A 39-year-old, active-duty law enforcement officer weighed over 275 pounds and had degenerative spine and hip disease. He was taking a hydrocodone/acetaminophen combination in a dosage of about 80mg of hydrocodone a day. He resisted taking long-acting opioids or raising his opioid dosage. He was given phentermine 30mg twice a day that gave him about 25% more pain relief. This was enough to enable him to work full time and function well. As an added benefit, he lost 20 pounds.

Case 2. Forced Removal of a Long-Acting Opioid

A 57-year-old male severely injured his lumbar spine while parachuting. He controlled his pain quite well for several years with long-acting oxycodone. He lost many of his insurance benefits and could not afford to purchase long-acting oxycodone. He was switched to a less expensive regimen of a fentanyl transdermal patch (25mcg/hr) and phentermine 37.5mg twice a day. He claims this regimen is as effective as his previous one. 

Case 3. Cytochrome P450 Abnormality

A 62-year-old female had degenerative spine disease with multiple surgeries as well as severe knee arthropathy. Complicating matters is a documented cytochrome P450-2C9 defect. To maintain pain control, she required three different opioids with a total daily morphine equivalency dosage of over 2,000mg a day. The stimulants modafinil and phentermine were added to her regimen and she reduced her daily opioid dosage over one-third while claiming about 25 to 30% better pain relief. She has taken stimulants over two years, works full-time, and believes her stimulants are still very effective and indispensable to her pain control regimen.

Case 4. Withdrawal From Opioids

A 43-year-old woman had persistent disabling headaches for 17 years following suspected viral encephalitis.
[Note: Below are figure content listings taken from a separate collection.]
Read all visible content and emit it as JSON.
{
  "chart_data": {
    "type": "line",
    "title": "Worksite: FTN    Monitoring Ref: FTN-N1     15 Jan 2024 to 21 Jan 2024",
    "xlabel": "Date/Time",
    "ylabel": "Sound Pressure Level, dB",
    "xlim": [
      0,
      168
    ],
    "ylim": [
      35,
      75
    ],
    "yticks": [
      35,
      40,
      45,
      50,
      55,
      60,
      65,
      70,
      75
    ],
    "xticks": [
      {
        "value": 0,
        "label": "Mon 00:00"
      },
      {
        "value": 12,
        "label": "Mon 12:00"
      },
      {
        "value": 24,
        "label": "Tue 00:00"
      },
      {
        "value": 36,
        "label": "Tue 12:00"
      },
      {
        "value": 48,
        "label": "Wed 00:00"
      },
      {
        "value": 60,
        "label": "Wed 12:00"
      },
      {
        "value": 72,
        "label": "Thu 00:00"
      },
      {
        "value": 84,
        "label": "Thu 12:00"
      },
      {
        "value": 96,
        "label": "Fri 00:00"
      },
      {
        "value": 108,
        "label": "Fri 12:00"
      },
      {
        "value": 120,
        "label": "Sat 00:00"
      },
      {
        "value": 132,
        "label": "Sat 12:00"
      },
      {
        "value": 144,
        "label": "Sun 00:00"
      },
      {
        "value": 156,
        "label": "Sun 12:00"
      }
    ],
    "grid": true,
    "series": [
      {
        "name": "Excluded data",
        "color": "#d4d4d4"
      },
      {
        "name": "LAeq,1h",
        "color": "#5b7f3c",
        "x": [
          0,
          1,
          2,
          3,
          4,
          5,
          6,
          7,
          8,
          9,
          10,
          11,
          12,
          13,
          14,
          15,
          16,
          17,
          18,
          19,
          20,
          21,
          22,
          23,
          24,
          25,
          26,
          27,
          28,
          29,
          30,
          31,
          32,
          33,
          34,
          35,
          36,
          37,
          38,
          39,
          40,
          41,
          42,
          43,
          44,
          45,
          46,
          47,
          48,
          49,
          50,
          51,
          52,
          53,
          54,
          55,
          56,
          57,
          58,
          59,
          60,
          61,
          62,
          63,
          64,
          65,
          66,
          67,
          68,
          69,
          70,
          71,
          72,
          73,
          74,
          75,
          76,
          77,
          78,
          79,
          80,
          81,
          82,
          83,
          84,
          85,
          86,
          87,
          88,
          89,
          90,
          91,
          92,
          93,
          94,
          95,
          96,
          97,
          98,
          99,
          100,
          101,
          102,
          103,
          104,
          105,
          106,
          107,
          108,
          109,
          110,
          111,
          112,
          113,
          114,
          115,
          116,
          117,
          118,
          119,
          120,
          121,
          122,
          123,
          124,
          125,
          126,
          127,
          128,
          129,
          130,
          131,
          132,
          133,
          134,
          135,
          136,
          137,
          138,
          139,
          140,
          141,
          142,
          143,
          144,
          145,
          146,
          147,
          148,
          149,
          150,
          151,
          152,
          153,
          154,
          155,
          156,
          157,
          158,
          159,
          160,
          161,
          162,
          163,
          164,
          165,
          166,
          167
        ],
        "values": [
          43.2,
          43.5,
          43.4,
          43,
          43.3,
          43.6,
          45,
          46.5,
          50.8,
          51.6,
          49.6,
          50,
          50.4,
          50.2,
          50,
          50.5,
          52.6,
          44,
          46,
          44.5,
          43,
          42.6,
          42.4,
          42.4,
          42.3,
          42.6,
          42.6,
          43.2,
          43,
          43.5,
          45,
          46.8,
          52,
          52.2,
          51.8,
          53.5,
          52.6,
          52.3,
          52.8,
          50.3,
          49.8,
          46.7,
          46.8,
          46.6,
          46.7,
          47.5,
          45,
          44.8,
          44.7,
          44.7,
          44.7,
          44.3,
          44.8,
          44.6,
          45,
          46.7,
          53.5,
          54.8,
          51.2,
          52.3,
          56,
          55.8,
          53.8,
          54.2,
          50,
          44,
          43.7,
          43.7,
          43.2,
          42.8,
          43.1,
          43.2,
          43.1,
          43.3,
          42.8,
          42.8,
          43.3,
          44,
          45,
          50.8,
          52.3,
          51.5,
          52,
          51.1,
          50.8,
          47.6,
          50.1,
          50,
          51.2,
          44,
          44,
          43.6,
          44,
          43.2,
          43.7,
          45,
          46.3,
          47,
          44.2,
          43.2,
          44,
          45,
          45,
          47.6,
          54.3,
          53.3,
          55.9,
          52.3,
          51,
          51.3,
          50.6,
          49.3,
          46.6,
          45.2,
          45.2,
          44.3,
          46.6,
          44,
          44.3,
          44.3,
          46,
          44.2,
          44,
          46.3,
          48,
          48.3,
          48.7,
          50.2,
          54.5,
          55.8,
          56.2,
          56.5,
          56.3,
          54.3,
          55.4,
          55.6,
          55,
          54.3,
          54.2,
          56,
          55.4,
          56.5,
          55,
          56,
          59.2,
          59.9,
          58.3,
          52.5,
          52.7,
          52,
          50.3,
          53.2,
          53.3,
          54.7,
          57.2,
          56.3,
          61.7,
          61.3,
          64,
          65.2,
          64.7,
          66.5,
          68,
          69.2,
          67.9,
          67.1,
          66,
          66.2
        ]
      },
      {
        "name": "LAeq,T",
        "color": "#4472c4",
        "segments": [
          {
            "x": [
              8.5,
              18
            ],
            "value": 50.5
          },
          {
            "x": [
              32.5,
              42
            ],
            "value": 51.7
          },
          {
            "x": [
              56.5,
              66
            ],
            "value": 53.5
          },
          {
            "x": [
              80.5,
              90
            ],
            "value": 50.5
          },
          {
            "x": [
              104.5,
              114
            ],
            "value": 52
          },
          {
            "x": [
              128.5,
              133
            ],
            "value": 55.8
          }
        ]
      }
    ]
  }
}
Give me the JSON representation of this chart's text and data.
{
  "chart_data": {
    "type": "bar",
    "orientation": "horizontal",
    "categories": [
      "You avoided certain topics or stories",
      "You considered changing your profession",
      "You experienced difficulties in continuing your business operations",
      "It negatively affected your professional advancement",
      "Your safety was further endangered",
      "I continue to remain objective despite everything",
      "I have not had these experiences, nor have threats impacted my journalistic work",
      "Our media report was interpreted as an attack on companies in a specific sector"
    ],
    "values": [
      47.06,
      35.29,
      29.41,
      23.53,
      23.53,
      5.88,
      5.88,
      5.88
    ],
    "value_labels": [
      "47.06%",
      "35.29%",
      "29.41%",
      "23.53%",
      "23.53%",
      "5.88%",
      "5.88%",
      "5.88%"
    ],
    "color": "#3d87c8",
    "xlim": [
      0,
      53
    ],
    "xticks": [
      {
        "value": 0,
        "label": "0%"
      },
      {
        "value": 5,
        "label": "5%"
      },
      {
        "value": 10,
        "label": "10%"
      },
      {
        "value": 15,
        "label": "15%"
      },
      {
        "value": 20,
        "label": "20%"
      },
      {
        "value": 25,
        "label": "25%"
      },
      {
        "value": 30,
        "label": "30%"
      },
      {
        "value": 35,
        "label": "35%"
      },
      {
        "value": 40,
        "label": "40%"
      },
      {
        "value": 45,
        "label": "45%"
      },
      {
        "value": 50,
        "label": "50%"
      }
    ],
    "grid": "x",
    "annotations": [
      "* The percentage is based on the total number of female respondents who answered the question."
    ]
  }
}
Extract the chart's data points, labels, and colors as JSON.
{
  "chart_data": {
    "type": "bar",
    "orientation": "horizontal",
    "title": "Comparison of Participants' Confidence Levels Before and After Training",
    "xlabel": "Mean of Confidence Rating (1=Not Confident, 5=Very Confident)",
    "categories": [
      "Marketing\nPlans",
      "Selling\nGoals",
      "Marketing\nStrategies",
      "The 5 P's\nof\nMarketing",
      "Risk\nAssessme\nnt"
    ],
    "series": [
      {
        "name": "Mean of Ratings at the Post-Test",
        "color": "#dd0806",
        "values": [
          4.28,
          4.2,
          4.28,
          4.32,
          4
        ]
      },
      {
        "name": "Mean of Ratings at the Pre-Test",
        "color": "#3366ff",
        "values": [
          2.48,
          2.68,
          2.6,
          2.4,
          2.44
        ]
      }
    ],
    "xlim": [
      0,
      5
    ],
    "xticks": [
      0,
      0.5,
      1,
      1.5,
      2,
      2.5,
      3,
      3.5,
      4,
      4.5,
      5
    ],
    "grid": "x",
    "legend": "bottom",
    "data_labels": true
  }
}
She maintained with three opioids: a daily long-acting morphine, propoxyphene, and hydromorphone. Morphine equivalence was over 1,000mg a day. Phentermine 37.5mg, given 3 times a day, was added to her regimen. She was able to totally cease morphine and propoxyphene within four months.


The simultaneous use of a stimulant with an opioid should be routinely considered as part of a clinical regimen in those patients who responsibly and reliably take opioids. Benefits include enhanced pain relief, reduction of opioid dosage, cost, and minimization of the side-effects of sedation, fatigue, depression, and mental dullness.